People also had problems loading Amazon’s website. Other Amazon products affected included the Alexa AI assistant, Amazon Music, Kindle, and security camera.
Other big names affected by the outage are Roku, Coinbase, Tinder, Cash App, Disney Plus, Roomba, Venmo, etc.
Even after some of the affected services were restored, the internet still felt slow as the network rerouted requests.
One of the things that complicated the outage was that the process Amazon uses to monitor what goes wrong with its system was affected by the outage. Unable to access the tool, the operations team had to troubleshoot using other less efficient means, explaining why the outage persisted for so long.
The outage also affected Amazon’s Support Contact Center, locking out customers from accessing help services for hours.
According to Amazon, the outage was caused by an automated process that started in the Northern Virginia region around 10:30 AM ET.
Explaining what went wrong, Amazon wrote:
“At 7:30 AM PST, an automated activity to scale capacity of one of the AWS services hosted in the main AWS network triggered an unexpected behavior from a large number of clients inside the internal network. This resulted in a large surge of connection activity that overwhelmed the networking devices between the internal network and the main AWS network, resulting in delays for communication between these networks. These delays increased latency and errors for services communicating between these networks, resulting in even more connection attempts and retries. This led to persistent congestion and performance issues on the devices connecting the two networks.”

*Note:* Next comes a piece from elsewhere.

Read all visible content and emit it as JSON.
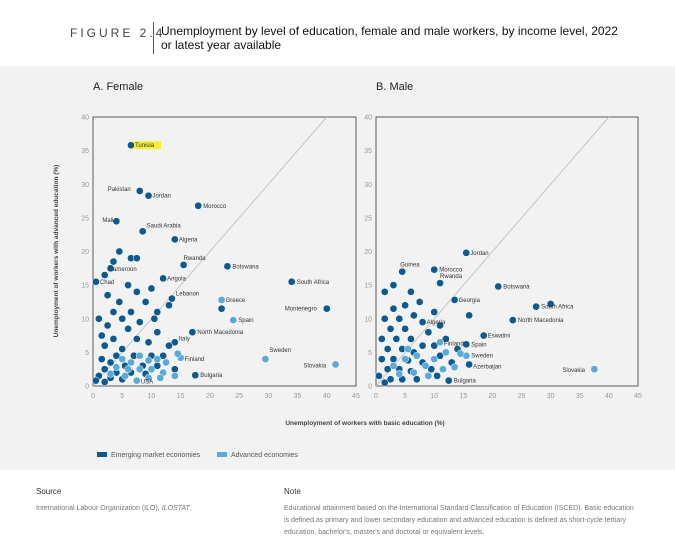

Amazon is taking steps to prevent such outages in the future. The company revealed:
“We have taken several actions to prevent a recurrence of this event. We immediately disabled the scaling activities that triggered this event and will not resume them until we have deployed all remediations. Our systems are scaled adequately so that we do not need to resume these activities in the near-term. Our networking clients have well tested request back-off behaviors that are designed to allow our systems to recover from these sorts of congestion events, but, a latent issue prevented these clients from adequately backing off during this event. This code path has been in production for many years but the automated scaling activity triggered a previously unobserved behavior. We are developing a fix for this issue and expect to deploy this change over the next two weeks. We have also deployed additional network configuration that protects potentially impacted networking devices even in the face of a similar congestion event. These remediations give us confidence that we will not see a recurrence of this issue.”

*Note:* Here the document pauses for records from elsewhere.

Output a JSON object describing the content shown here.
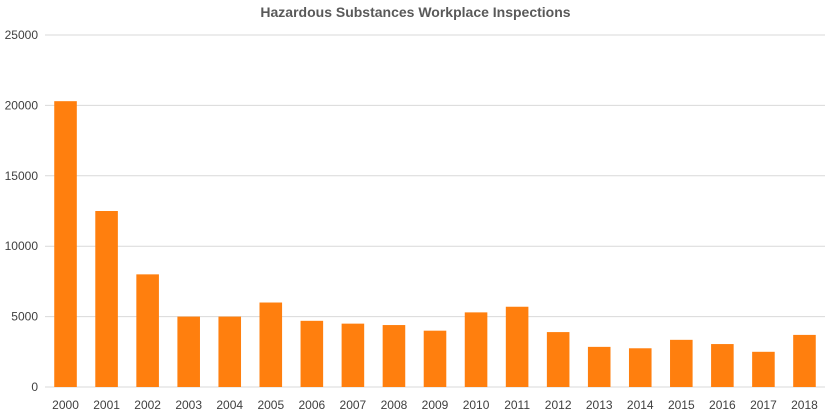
{
  "chart_data": {
    "type": "bar",
    "title": "Hazardous Substances Workplace Inspections",
    "xlabel": "",
    "ylabel": "",
    "categories": [
      "2000",
      "2001",
      "2002",
      "2003",
      "2004",
      "2005",
      "2006",
      "2007",
      "2008",
      "2009",
      "2010",
      "2011",
      "2012",
      "2013",
      "2014",
      "2015",
      "2016",
      "2017",
      "2018"
    ],
    "series": [
      {
        "values": [
          20300,
          12500,
          8000,
          5000,
          5000,
          6000,
          4700,
          4500,
          4400,
          4000,
          5300,
          5700,
          3900,
          2850,
          2750,
          3350,
          3050,
          2500,
          3700
        ]
      }
    ],
    "ylim": [
      0,
      25000
    ],
    "yticks": [
      "0",
      "5000",
      "10000",
      "15000",
      "20000",
      "25000"
    ],
    "grid": true,
    "legend": "none",
    "bar_color": "#ff7f0e",
    "grid_color": "#d9d9d9",
    "text_color": "#404040"
  }
}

After explaining why it was unable to communicate with affected clients, Amazon outlined how it would upgrade its monitoring tools:
“As the impact to services during this event all stemmed from a single root cause, we opted to provide updates via a global banner on the Service Health Dashboard, which we have since learned makes it difficult for some customers to find information about this issue. Our Support Contact Center also relies on the internal AWS network, so the ability to create support cases was impacted from 7:33 AM until 2:25 PM PST. We have been working on several enhancements to our Support Services to ensure we can more reliably and quickly communicate with customers during operational issues. We expect to release a new version of our Service Health Dashboard early next year that will make it easier to understand service impact and a new support system architecture that actively runs across multiple AWS regions to ensure we do not have delays in communicating with customers.”